Voluntary patient enrolment with a single primary health provider: should we consider it?

Voluntary patient enrolment with a single primary health provider: should we consider it?
 
The National Hospital and Health Reform Commission Report recommended the option of voluntary patient enrolment (Recommendation 18) with a single primary health care service for at-risk people and groups. Why is it a good idea?
 
The better the primary care, the better the health outcomes, and the greater the reduction in health disparities. This leads to greater cost savings. The core of that care is general practice, and the continuous therapeutic relationship between a patient, a doctor, and the team that supports them.
 
Some academics use the term ‘medical home’, which means a patient centred, multifaceted source of primary care for a particular patient. There is much evidence to support that this care both saves lives and is valued by the community.
 
A study of several patients with 11 different conditions demonstrated that patients had more monitoring of their conditions if they received care within a continuous care plan, as opposed to disease specific speciality care.
 
GPs are both gate keepers and gate openers. This system both improves care and reduces costs. GPs can multi-task across a number of specialities. Research shows that patients who consult the same doctor have higher assessments of all dimensions of primary care. This translates to greater respect for the general practitioner.
 
55 per cent of over 65s have five or more chronic conditions. An Australian Institute of Health and Welfare study showed GP management of type 2 diabetes has increase by 57% in the past ten years. The cost of providing care is set to escalate, with an ageing population and an increase in chronic disease in the general population.
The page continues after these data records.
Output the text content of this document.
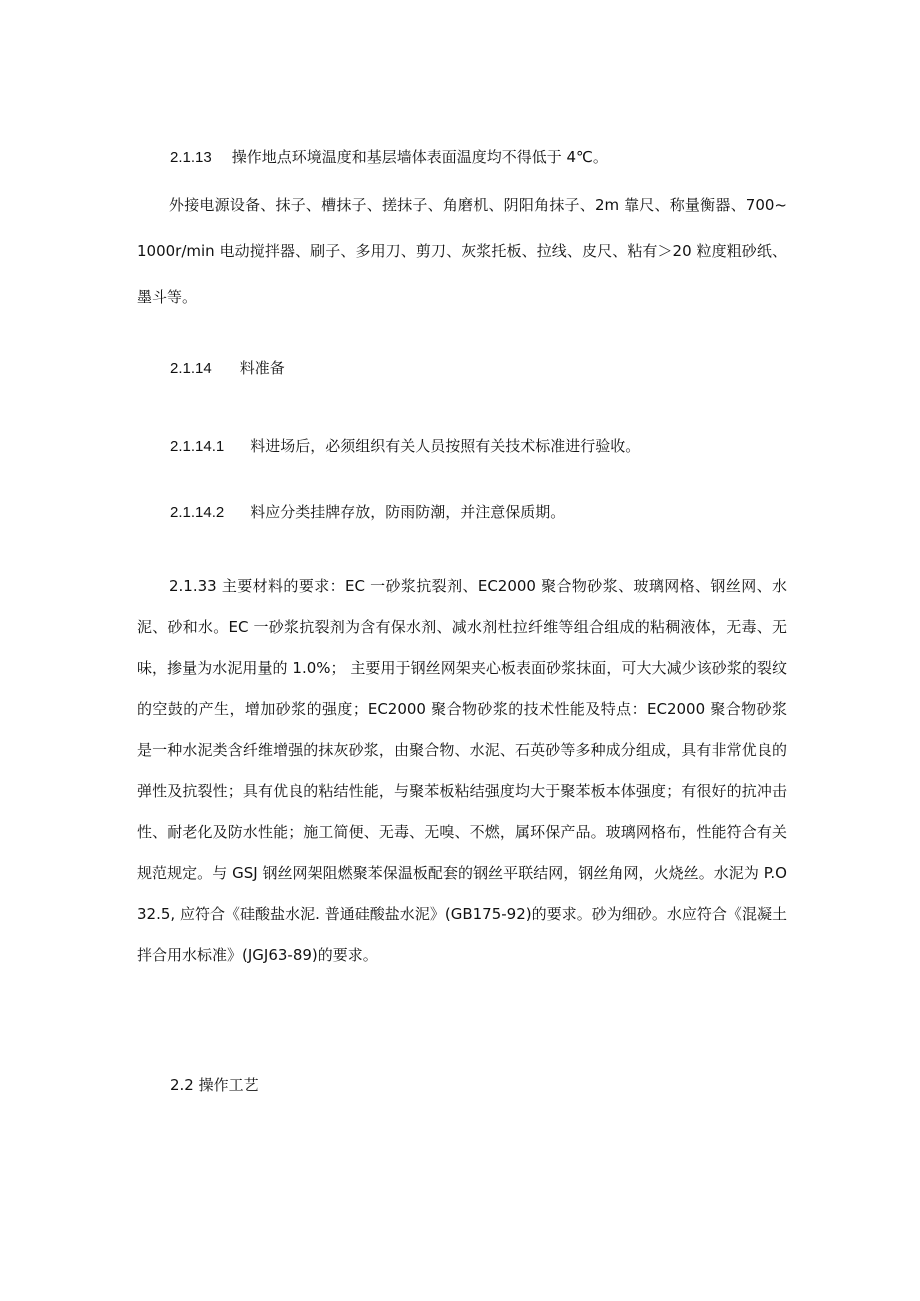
2.1.13 操作地点环境温度和基层墙体表面温度均不得低于 4℃。
外接电源设备、抹子、槽抹子、搓抹子、角磨机、阴阳角抹子、2m 靠尺、称量衡器、700~1000r/min 电动搅拌器、刷子、多用刀、剪刀、灰浆托板、拉线、皮尺、粘有＞20 粒度粗砂纸、墨斗等。
2.1.14 料准备
2.1.14.1 料进场后，必须组织有关人员按照有关技术标准进行验收。
2.1.14.2 料应分类挂牌存放，防雨防潮，并注意保质期。
2.1.33 主要材料的要求：EC 一砂浆抗裂剂、EC2000 聚合物砂浆、玻璃网格、钢丝网、水泥、砂和水。EC 一砂浆抗裂剂为含有保水剂、减水剂杜拉纤维等组合组成的粘稠液体，无毒、无味，掺量为水泥用量的 1.0%； 主要用于钢丝网架夹心板表面砂浆抹面，可大大减少该砂浆的裂纹的空鼓的产生，增加砂浆的强度；EC2000 聚合物砂浆的技术性能及特点：EC2000 聚合物砂浆是一种水泥类含纤维增强的抹灰砂浆，由聚合物、水泥、石英砂等多种成分组成，具有非常优良的弹性及抗裂性；具有优良的粘结性能，与聚苯板粘结强度均大于聚苯板本体强度；有很好的抗冲击性、耐老化及防水性能；施工简便、无毒、无嗅、不燃，属环保产品。玻璃网格布，性能符合有关规范规定。与 GSJ 钢丝网架阻燃聚苯保温板配套的钢丝平联结网，钢丝角网，火烧丝。水泥为 P.O32.5, 应符合《硅酸盐水泥. 普通硅酸盐水泥》(GB175-92)的要求。砂为细砂。水应符合《混凝土拌合用水标准》(JGJ63-89)的要求。
2.2 操作工艺
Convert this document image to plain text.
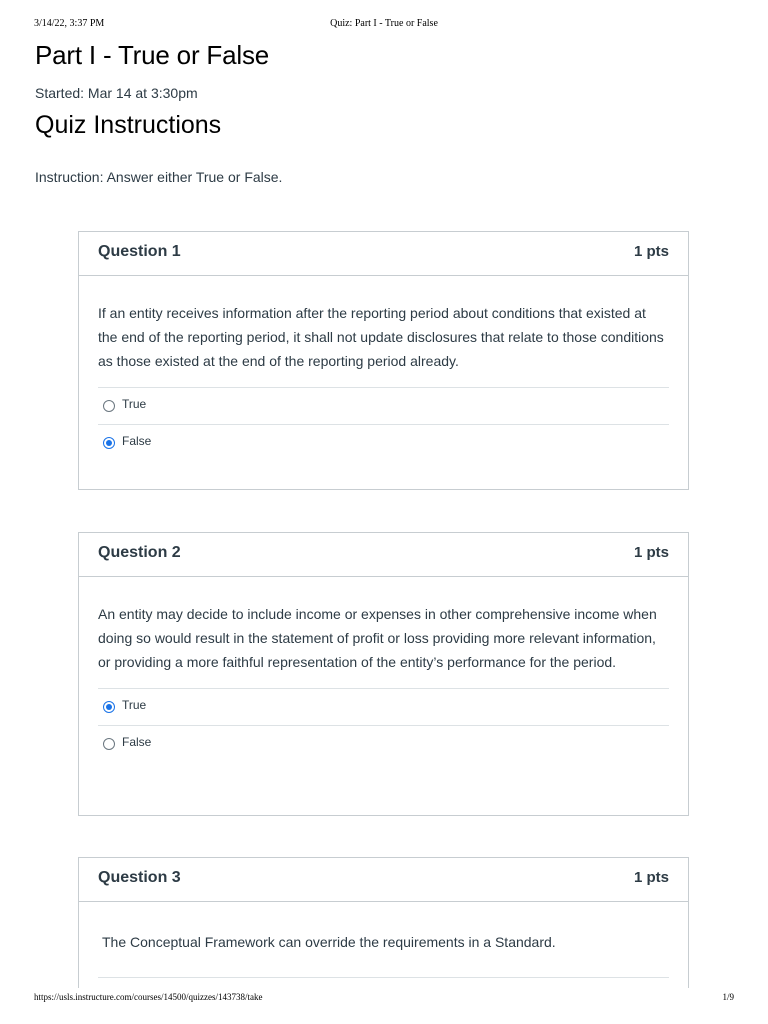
3/14/22, 3:37 PM	Quiz: Part I - True or False
Part I - True or False
Started: Mar 14 at 3:30pm
Quiz Instructions
Instruction: Answer either True or False.
Question 1	1 pts

If an entity receives information after the reporting period about conditions that existed at the end of the reporting period, it shall not update disclosures that relate to those conditions as those existed at the end of the reporting period already.

True
False
Question 2	1 pts

An entity may decide to include income or expenses in other comprehensive income when doing so would result in the statement of profit or loss providing more relevant information, or providing a more faithful representation of the entity’s performance for the period.

True
False
Question 3	1 pts

The Conceptual Framework can override the requirements in a Standard.

https://usls.instructure.com/courses/14500/quizzes/143738/take	1/9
We need to be able to provide that care in better and more cost effective ways.
 
The Commonwealth Fund’s recent International Survey of Primary Care Physicians from 11 countries showed that the four countries with the highest ‘physician satisfaction with practicing medicine’ rates also have patient enrolment schemes in place.
 
There are three parts to continuity of care: Relationship continuity, information continuity and management continuity. The best results for patients come from systems that facilitate all three.
 
Continuity of care is critical for particular patient groups.  It matters in mental health, in the early detection of many conditions, in chronic disease management and it matters when prescribing drugs of dependence.
 
It is particularly difficult for urban practices to provide continuity of care. Medicare data shows that of those visiting a practice less than once a year, only 47.8% attend a single doctor or practice.
 
This statistic is likely to be worse if you separate metropolitan from rural or regional areas. With the decline in continuity we see less satisfaction for the doctor, less respect for general practice and more fragmentation of care. Fragmentation of care is a key concern, particularly when we talk about nurse practitioners working in isolation. It applies to us just as much when multiple GPs are involved in one patient’s care.
 
If a person with one or more chronic illnesses attends several practices, who takes responsibility for managing the patient’s problems? Who has the full patient history? Who knows what medications are being taken?  Who knows what investigations and referrals have been done?  Who do the hospital send letters to?  Who does the pharmacist ring when there is a problem with medication or clarification is needed? It is a dog’s breakfast.
 
Multiple prescribers multiply prescribing errors. Patients are more likely to double up and get confused with medication, or be prescribed medication that will interact badly with other medication. Multiple investigations with multiple players costs the tax-payer more. We are already facing escalating costs. For example, pathology costs have nearly doubled in the last 10 years.
 
GPs are managing more chronic conditions now than in the past ten years. It is time we were given the tools and the teams to do it even better. That means support for better infrastructure, support for improved practice teams, and funding which rewards quality, not quantity.
 
No government will increase funding to general practice without a better model. We need an AMA that will support these changes, not hinder them. We need an AMA that will help us work through these proposals – advocating for GP led primary care.
 
This is not about restricting access to care. It is about providing better care. Countries like New Zealand that have patient enrolment do not restrict the patient from changing practices. With greater clarity about who your patients are the scope to improve patient outcomes increases.
 
Dr Tali Barrett is Chair of the Bendigo Subdivision of AMA Victoria. 
The above is a speech given by Dr Barrettat a meeting of the Bendigo Subdivision on Thursday 28 April 2010.